What I received from this collection was more unexpected—I learned about Hala Alyan. I learned about her travels around the earth, from Beirut to Texas and almost everywhere in between. Hala knits so many unassumingly disconnected fragments together to display a descriptive tapestry of her questioning childhood, her screaming young adulthood, from alcoholism and drug use to family duty and marriage. She takes stereotypes and unwinds them in front of you.

“I’ve been working on the same joke for years. The punchline is you were happy all along.”

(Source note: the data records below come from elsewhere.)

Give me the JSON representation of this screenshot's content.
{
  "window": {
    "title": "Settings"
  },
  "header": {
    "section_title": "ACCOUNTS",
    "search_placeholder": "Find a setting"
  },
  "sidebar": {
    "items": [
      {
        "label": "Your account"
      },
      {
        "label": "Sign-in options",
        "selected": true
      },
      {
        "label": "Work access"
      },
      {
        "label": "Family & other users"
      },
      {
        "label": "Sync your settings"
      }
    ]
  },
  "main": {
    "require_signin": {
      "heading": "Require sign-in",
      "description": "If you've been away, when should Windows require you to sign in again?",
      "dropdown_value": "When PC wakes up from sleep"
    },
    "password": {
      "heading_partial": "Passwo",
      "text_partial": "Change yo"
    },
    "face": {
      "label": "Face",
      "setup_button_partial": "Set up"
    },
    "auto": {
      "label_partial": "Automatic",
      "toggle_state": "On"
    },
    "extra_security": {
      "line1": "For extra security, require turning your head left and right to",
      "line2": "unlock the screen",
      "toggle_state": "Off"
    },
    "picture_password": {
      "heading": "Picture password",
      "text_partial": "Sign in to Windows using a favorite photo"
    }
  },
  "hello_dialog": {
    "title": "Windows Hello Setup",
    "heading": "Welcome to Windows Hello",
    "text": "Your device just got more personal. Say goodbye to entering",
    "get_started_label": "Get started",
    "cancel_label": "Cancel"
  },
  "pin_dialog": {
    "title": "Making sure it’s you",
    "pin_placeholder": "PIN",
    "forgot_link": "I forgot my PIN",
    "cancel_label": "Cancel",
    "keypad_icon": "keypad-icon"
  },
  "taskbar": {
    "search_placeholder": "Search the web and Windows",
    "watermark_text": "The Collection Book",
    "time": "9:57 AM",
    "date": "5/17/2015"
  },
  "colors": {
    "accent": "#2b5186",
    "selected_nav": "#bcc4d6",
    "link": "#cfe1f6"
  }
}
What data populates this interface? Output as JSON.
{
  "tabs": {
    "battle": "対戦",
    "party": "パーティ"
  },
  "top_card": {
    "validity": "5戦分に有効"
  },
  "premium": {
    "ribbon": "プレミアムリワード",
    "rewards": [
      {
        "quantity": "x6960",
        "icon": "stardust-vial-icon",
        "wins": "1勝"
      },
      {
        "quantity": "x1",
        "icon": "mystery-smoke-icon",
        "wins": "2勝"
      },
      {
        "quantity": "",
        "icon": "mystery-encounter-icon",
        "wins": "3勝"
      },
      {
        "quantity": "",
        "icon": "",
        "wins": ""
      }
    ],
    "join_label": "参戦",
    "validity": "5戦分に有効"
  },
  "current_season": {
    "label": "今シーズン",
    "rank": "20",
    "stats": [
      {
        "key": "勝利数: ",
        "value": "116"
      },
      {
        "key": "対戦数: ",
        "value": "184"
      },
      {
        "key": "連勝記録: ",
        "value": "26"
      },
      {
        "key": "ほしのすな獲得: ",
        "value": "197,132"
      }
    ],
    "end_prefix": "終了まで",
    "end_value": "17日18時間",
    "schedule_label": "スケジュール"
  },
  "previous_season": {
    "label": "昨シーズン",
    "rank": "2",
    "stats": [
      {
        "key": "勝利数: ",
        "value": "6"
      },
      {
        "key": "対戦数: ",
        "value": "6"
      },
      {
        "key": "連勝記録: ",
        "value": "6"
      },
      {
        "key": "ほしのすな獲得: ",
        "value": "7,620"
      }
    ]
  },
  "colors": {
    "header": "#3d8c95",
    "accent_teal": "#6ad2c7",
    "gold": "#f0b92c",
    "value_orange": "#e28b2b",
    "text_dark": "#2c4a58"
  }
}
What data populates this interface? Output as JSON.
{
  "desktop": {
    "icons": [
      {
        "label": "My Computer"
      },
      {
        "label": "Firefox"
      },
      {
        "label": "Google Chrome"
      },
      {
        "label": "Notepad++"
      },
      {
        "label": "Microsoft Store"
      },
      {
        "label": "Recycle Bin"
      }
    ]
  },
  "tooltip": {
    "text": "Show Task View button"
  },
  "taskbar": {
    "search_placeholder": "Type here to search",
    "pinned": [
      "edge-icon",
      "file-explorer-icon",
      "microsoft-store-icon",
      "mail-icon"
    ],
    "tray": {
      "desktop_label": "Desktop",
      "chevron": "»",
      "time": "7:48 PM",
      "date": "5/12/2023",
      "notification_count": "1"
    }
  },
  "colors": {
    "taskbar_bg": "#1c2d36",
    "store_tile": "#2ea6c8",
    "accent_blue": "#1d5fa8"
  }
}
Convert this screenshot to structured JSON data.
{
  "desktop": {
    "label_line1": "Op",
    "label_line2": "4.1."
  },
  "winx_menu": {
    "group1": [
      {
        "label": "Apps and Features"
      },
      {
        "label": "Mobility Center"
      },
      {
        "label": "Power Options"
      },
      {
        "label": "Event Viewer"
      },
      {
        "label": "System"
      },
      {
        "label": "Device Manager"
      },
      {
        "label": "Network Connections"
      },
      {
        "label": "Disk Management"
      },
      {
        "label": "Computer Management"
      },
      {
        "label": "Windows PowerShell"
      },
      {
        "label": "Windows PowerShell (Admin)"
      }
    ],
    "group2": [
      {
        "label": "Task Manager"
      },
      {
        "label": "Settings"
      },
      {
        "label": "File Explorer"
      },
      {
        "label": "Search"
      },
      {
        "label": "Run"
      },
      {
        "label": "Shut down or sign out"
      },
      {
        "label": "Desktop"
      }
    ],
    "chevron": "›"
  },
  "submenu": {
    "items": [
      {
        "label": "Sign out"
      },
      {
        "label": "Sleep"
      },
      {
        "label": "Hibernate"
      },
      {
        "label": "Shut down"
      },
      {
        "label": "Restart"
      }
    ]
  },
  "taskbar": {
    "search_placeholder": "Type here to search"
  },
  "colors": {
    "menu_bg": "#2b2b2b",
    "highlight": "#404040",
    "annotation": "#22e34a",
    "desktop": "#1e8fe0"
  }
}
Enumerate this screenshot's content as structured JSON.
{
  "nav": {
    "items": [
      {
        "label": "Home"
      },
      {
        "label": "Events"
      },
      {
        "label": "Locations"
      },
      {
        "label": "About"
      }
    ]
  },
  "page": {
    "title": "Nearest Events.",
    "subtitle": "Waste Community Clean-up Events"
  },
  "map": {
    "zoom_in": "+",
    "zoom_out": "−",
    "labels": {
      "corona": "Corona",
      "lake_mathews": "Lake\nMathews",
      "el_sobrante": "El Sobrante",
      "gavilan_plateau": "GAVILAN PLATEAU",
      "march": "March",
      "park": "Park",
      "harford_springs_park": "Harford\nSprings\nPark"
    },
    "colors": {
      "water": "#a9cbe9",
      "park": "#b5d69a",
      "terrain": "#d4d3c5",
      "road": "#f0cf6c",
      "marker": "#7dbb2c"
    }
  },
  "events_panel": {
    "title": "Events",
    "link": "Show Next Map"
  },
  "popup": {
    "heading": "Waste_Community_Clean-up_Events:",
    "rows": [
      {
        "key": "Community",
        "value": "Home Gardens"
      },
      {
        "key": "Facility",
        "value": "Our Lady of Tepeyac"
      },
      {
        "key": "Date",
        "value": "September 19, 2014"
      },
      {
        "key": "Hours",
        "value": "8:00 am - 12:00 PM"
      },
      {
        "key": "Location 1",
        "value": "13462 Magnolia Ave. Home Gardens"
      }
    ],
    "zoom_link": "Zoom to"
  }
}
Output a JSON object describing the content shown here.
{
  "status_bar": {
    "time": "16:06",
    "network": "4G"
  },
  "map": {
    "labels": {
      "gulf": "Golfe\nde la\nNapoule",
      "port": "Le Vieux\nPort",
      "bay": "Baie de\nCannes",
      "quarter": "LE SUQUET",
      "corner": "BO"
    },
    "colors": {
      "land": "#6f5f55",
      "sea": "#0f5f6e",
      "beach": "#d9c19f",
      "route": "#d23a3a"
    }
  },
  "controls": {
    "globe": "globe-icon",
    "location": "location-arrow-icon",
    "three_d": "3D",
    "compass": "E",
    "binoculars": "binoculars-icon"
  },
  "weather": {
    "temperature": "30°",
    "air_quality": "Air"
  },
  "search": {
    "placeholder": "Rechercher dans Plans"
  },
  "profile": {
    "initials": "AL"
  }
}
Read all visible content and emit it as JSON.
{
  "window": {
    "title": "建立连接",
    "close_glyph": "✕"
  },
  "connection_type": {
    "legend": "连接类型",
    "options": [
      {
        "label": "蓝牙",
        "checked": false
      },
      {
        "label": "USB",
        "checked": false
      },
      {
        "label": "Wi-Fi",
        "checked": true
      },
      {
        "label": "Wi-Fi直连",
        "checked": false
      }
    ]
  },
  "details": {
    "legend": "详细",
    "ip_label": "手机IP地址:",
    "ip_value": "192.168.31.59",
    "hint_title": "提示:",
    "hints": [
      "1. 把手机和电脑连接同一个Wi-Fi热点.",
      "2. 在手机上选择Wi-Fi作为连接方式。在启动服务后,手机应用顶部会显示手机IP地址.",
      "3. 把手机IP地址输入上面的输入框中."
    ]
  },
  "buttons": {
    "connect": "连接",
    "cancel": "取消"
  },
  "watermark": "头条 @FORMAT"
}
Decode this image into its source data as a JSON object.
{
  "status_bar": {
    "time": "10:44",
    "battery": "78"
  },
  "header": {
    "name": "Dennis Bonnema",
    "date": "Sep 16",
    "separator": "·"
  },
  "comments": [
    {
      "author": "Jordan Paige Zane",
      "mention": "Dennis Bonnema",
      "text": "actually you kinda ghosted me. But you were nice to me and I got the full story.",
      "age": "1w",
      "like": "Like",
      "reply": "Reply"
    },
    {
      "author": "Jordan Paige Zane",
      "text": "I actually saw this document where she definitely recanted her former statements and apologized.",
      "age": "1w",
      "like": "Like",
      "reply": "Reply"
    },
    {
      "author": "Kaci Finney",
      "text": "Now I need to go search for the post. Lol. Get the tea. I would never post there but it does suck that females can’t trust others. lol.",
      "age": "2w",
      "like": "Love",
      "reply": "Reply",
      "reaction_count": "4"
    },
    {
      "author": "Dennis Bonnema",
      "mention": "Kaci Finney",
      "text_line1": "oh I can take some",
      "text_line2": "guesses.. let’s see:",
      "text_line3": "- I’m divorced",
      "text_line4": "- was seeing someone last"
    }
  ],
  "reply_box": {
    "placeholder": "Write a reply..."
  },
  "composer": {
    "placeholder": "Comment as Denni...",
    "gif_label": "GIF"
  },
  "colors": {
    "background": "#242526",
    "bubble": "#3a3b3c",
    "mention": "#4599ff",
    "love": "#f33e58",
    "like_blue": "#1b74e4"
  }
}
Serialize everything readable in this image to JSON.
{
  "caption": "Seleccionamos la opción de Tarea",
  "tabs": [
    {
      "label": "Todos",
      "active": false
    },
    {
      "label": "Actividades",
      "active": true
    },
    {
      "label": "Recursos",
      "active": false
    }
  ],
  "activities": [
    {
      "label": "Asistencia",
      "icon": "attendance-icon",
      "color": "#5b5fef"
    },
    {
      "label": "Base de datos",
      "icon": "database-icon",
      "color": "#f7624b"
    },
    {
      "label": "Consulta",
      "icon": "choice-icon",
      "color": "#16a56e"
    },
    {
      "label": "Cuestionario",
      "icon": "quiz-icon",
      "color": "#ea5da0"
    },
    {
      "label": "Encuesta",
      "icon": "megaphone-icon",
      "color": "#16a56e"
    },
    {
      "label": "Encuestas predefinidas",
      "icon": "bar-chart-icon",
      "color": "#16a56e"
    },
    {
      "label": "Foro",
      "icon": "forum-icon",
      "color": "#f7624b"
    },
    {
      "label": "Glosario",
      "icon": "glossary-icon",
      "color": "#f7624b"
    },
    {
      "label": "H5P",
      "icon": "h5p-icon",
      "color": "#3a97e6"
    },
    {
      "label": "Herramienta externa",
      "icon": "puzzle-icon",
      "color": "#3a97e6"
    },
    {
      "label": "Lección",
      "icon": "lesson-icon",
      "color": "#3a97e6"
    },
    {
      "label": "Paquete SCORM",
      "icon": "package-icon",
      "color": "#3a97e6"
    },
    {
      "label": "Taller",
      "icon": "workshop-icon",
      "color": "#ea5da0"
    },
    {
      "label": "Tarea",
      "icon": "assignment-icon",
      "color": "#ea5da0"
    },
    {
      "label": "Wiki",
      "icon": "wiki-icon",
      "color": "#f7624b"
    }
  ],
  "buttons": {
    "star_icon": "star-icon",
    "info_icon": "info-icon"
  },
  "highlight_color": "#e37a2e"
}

Hala’s poetry reminds me of my own teen years. Though I’m a 29-year-old white, agnostic female born and raised in America, I felt much of her path through adolescence as if it were my own. And then there were moments where I knew I was learning to see through eyes that have witnessed so much more than I have, through a woman who has lived and endured things I could never understand, and I appreciated the difference. I appreciated that I may never understand, but I could treasure the glimpse Hala Alyan gave me.

“A woman takes her sorrow to the river and drowns it, pale feathers and all.”

I very intimately enjoyed Hala Alyan’s The Twenty-Ninth Year, though it might not be a read for everyone.

Thanks to Net Galley for the ARC in exchange for an honest review.